Проводившиеся исследования взаимовлияния выделенных факторов, как в краткосрочном [1, 14] (Akhmadeev, 2014; Salin, Narbut, 2017)), так и в долгосрочном [9] (Nureev, Akhmadeev, 2015) периодах, позволили их авторам в краткосрочном периоде установить прямую зависимость между уровнем неформальной занятости и уровнем безработицы, обратную зависимость между уровнем неформальной занятости и величиной валового регионального продукта, величиной инвестиций, количеством малых предпринимателей и среднемесячной заработной платой по регионам. В то же время при анализе общероссийских данных за длительные периоды Р. М. Нуреевым и Д. Р. Ахмадеевым выявлена обратная зависимость между долей неформально занятых и уровнем безработицы и прямая связь с величиной номинальной заработной платы, ВРП, инвестиций и количеством малых предприятий.

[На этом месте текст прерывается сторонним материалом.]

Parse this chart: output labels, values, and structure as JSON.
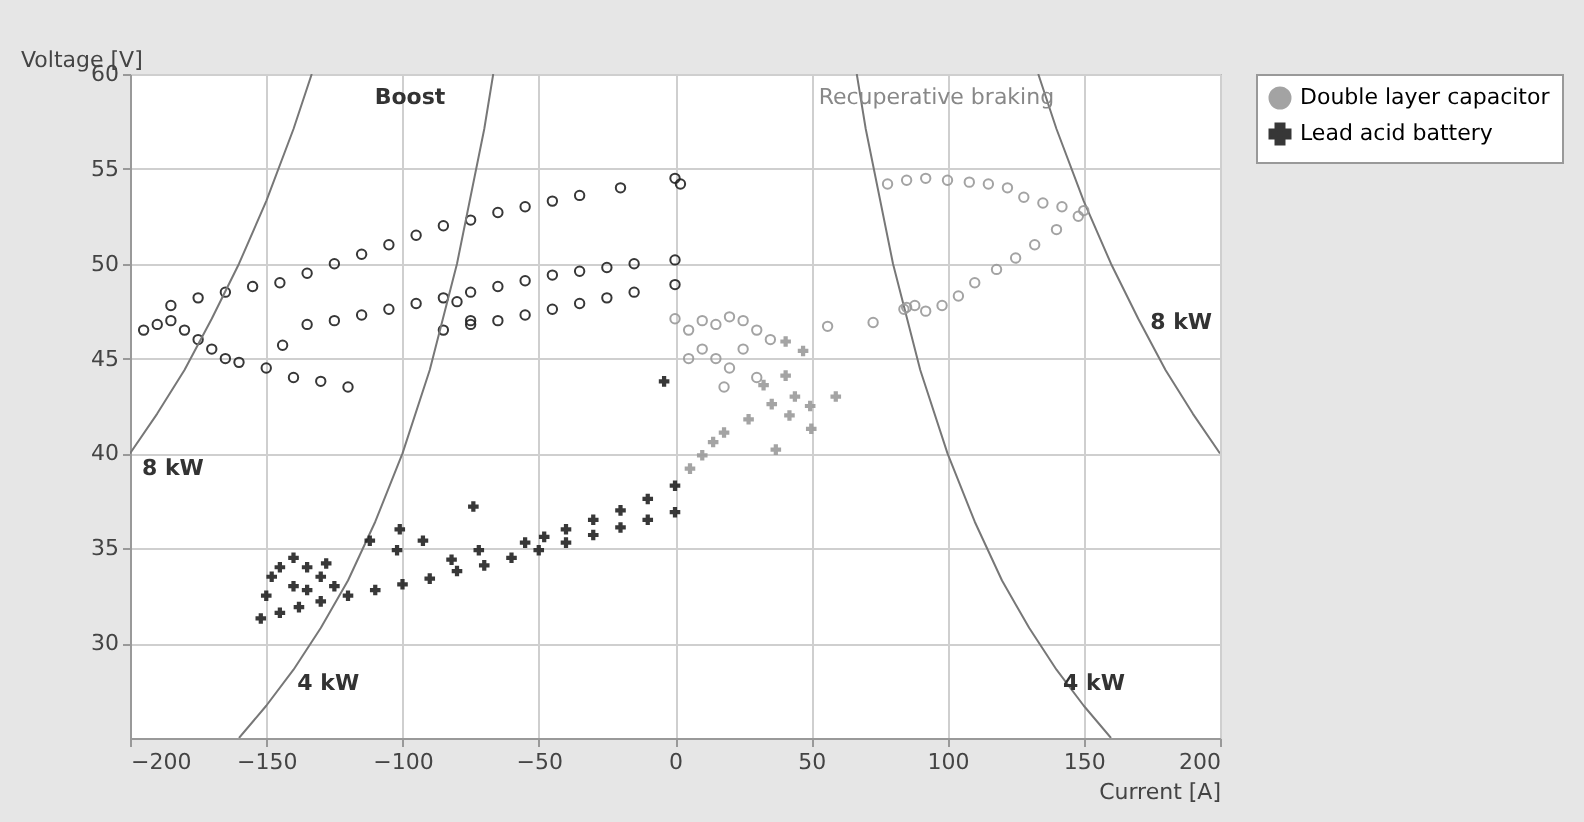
{
  "chart_data": {
    "type": "scatter",
    "xlabel": "Current [A]",
    "ylabel": "Voltage [V]",
    "xlim": [
      -200,
      200
    ],
    "xticks": [
      -200,
      -150,
      -100,
      -50,
      0,
      50,
      100,
      150,
      200
    ],
    "ylim": [
      25,
      60
    ],
    "yticks": [
      30,
      35,
      40,
      45,
      50,
      55,
      60
    ],
    "grid": true,
    "legend": "right",
    "annotations": [
      "Boost",
      "Recuperative braking",
      {
        "text": "8 kW",
        "x": -200,
        "y": 40
      },
      {
        "text": "4 kW",
        "x": -143,
        "y": 28.7
      },
      {
        "text": "4 kW",
        "x": 138,
        "y": 28.7
      },
      {
        "text": "8 kW",
        "x": 170,
        "y": 47.7
      }
    ],
    "series": [
      {
        "name": "Double layer capacitor",
        "color": "#9a9a9a",
        "marker": "circle",
        "x": [
          5,
          10,
          15,
          20,
          25,
          30,
          10,
          15,
          20,
          25,
          30,
          18,
          5,
          35,
          0,
          56,
          72.7,
          85,
          78,
          85,
          92,
          100,
          108,
          115,
          122,
          128,
          135,
          142,
          150,
          148,
          140,
          132,
          125,
          118,
          110,
          104,
          98,
          92,
          88,
          84
        ],
        "values": [
          46.5,
          47,
          46.8,
          47.2,
          47,
          46.5,
          45.5,
          45,
          44.5,
          45.5,
          44,
          43.5,
          45,
          46,
          47.1,
          46.7,
          46.9,
          47.7,
          54.2,
          54.4,
          54.5,
          54.4,
          54.3,
          54.2,
          54,
          53.5,
          53.2,
          53,
          52.8,
          52.5,
          51.8,
          51,
          50.3,
          49.7,
          49,
          48.3,
          47.8,
          47.5,
          47.8,
          47.6
        ]
      },
      {
        "color": "#222222",
        "marker": "circle",
        "x": [
          -185,
          -175,
          -165,
          -155,
          -145,
          -135,
          -125,
          -115,
          -105,
          -95,
          -85,
          -75,
          -65,
          -55,
          -45,
          -35,
          -20,
          0,
          2,
          -135,
          -125,
          -115,
          -105,
          -95,
          -85,
          -75,
          -65,
          -55,
          -45,
          -35,
          -25,
          -15,
          0,
          -85,
          -75,
          -65,
          -55,
          -45,
          -35,
          -25,
          -15,
          0,
          -80,
          -75,
          -195,
          -190,
          -185,
          -180,
          -175,
          -170,
          -165,
          -160,
          -150,
          -140,
          -130,
          -120,
          -144
        ],
        "values": [
          47.8,
          48.2,
          48.5,
          48.8,
          49,
          49.5,
          50,
          50.5,
          51,
          51.5,
          52,
          52.3,
          52.7,
          53,
          53.3,
          53.6,
          54,
          54.5,
          54.2,
          46.8,
          47,
          47.3,
          47.6,
          47.9,
          48.2,
          48.5,
          48.8,
          49.1,
          49.4,
          49.6,
          49.8,
          50,
          50.2,
          46.5,
          46.8,
          47,
          47.3,
          47.6,
          47.9,
          48.2,
          48.5,
          48.9,
          48,
          47,
          46.5,
          46.8,
          47,
          46.5,
          46,
          45.5,
          45,
          44.8,
          44.5,
          44,
          43.8,
          43.5,
          45.7
        ]
      },
      {
        "name": "Lead acid battery",
        "color": "#222222",
        "marker": "cross",
        "x": [
          -152,
          -145,
          -138,
          -130,
          -120,
          -110,
          -100,
          -90,
          -80,
          -70,
          -60,
          -50,
          -40,
          -30,
          -20,
          -10,
          0,
          -55,
          -48,
          -40,
          -30,
          -20,
          -10,
          0,
          -148,
          -145,
          -140,
          -135,
          -130,
          -128,
          -140,
          -150,
          -135,
          -125,
          -74,
          -101,
          -112,
          -102,
          -92.5,
          -82,
          -72,
          -4
        ],
        "values": [
          31.3,
          31.6,
          31.9,
          32.2,
          32.5,
          32.8,
          33.1,
          33.4,
          33.8,
          34.1,
          34.5,
          34.9,
          35.3,
          35.7,
          36.1,
          36.5,
          36.9,
          35.3,
          35.6,
          36,
          36.5,
          37,
          37.6,
          38.3,
          33.5,
          34,
          34.5,
          34,
          33.5,
          34.2,
          33,
          32.5,
          32.8,
          33,
          37.2,
          36,
          35.4,
          34.9,
          35.4,
          34.4,
          34.9,
          43.8
        ]
      },
      {
        "color": "#9a9a9a",
        "marker": "cross",
        "x": [
          40.6,
          47,
          40.6,
          44,
          59,
          49.6,
          35.5,
          27,
          18,
          14,
          10,
          5.5,
          37,
          50,
          42,
          32.5
        ],
        "values": [
          45.9,
          45.4,
          44.1,
          43,
          43,
          42.5,
          42.6,
          41.8,
          41.1,
          40.6,
          39.9,
          39.2,
          40.2,
          41.3,
          42,
          43.6
        ]
      },
      {
        "type": "line",
        "color": "#777777",
        "x": [
          -200,
          -190,
          -180,
          -170,
          -160,
          -150,
          -140,
          -133.3
        ],
        "values": [
          40,
          42.1,
          44.4,
          47.1,
          50,
          53.3,
          57.1,
          60
        ]
      },
      {
        "type": "line",
        "color": "#777777",
        "x": [
          -160,
          -150,
          -140,
          -130,
          -120,
          -110,
          -100,
          -90,
          -80,
          -70,
          -66.7
        ],
        "values": [
          25,
          26.7,
          28.6,
          30.8,
          33.3,
          36.4,
          40,
          44.4,
          50,
          57.1,
          60
        ]
      },
      {
        "type": "line",
        "color": "#777777",
        "x": [
          66.7,
          70,
          80,
          90,
          100,
          110,
          120,
          130,
          140,
          150,
          160
        ],
        "values": [
          60,
          57.1,
          50,
          44.4,
          40,
          36.4,
          33.3,
          30.8,
          28.6,
          26.7,
          25
        ]
      },
      {
        "type": "line",
        "color": "#777777",
        "x": [
          133.3,
          140,
          150,
          160,
          170,
          180,
          190,
          200
        ],
        "values": [
          60,
          57.1,
          53.3,
          50,
          47.1,
          44.4,
          42.1,
          40
        ]
      }
    ]
  }
}
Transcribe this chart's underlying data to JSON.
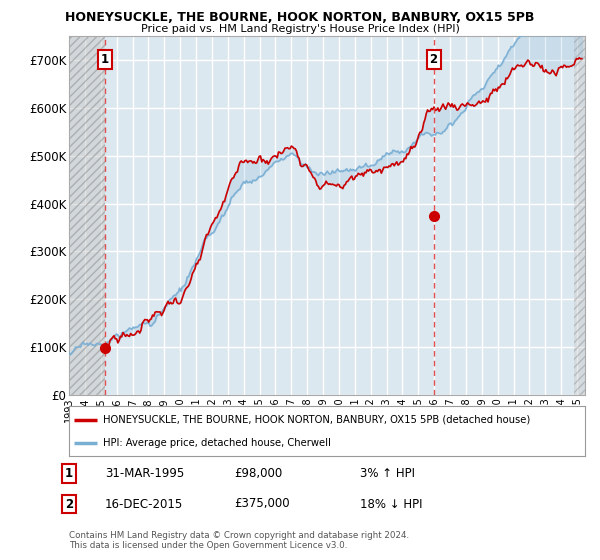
{
  "title": "HONEYSUCKLE, THE BOURNE, HOOK NORTON, BANBURY, OX15 5PB",
  "subtitle": "Price paid vs. HM Land Registry's House Price Index (HPI)",
  "legend_line1": "HONEYSUCKLE, THE BOURNE, HOOK NORTON, BANBURY, OX15 5PB (detached house)",
  "legend_line2": "HPI: Average price, detached house, Cherwell",
  "annotation1_label": "1",
  "annotation1_date": "31-MAR-1995",
  "annotation1_price": "£98,000",
  "annotation1_hpi": "3% ↑ HPI",
  "annotation2_label": "2",
  "annotation2_date": "16-DEC-2015",
  "annotation2_price": "£375,000",
  "annotation2_hpi": "18% ↓ HPI",
  "footer": "Contains HM Land Registry data © Crown copyright and database right 2024.\nThis data is licensed under the Open Government Licence v3.0.",
  "ylim": [
    0,
    750000
  ],
  "yticks": [
    0,
    100000,
    200000,
    300000,
    400000,
    500000,
    600000,
    700000
  ],
  "ytick_labels": [
    "£0",
    "£100K",
    "£200K",
    "£300K",
    "£400K",
    "£500K",
    "£600K",
    "£700K"
  ],
  "plot_bg_color": "#dce8f0",
  "grid_color": "#ffffff",
  "red_line_color": "#cc0000",
  "blue_line_color": "#7aafd4",
  "vline_color": "#e05050",
  "marker_color": "#cc0000",
  "anno_box_edgecolor": "#cc0000",
  "sale1_x": 1995.25,
  "sale1_y": 98000,
  "sale2_x": 2015.96,
  "sale2_y": 375000,
  "xmin": 1993.0,
  "xmax": 2025.5
}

Авторами проверено наличие подобных связей с уровнем неформальной занятости на юге Тюменской области. Как видно из рисунка 4, за период с 2009-го по 2018 г. устойчивой связи между уровнем безработицы и уровнем неформальной занятости на юге Тюменской области не наблюдалось: постепенное снижение уровня безработицы с 2009-го по 2013 г. сопровождалось скачкообразным снижением доли неформально занятых; на незначительный рост безработицы с 2013-го г. по 2015 г. неформальная занятость отреагировала продолжающимся сокращением, после 2015-го года эти два показателя развивались в обратной зависимости. Значение корреляции 0,05 показало отсутствие связи между ними.

Рисунок 4. Сравнение уровня занятых в неформальном секторе с уровнем безработицы в Тюменской области без округов за 2009–2018 гг.

Источник: составлено авторами по [10, 19]

При сравнении доли неформально занятых и величины номинальной заработной платы за основу было взято предположение о том, что рост заработной платы в формальном секторе должен привести к уменьшению неформальной занятости. Действительно, снижение уровня неформально занятых наблюдалось в период с 2009-го по 2015 г. Однако с 2015 года доля неформально занятого населения начала резко увеличиваться, при том что номинальная заработная плата устойчиво росла на протяжении всех десяти лет (рис. 5). Рассчитанная корреляция между двумя показателями составила 0,01.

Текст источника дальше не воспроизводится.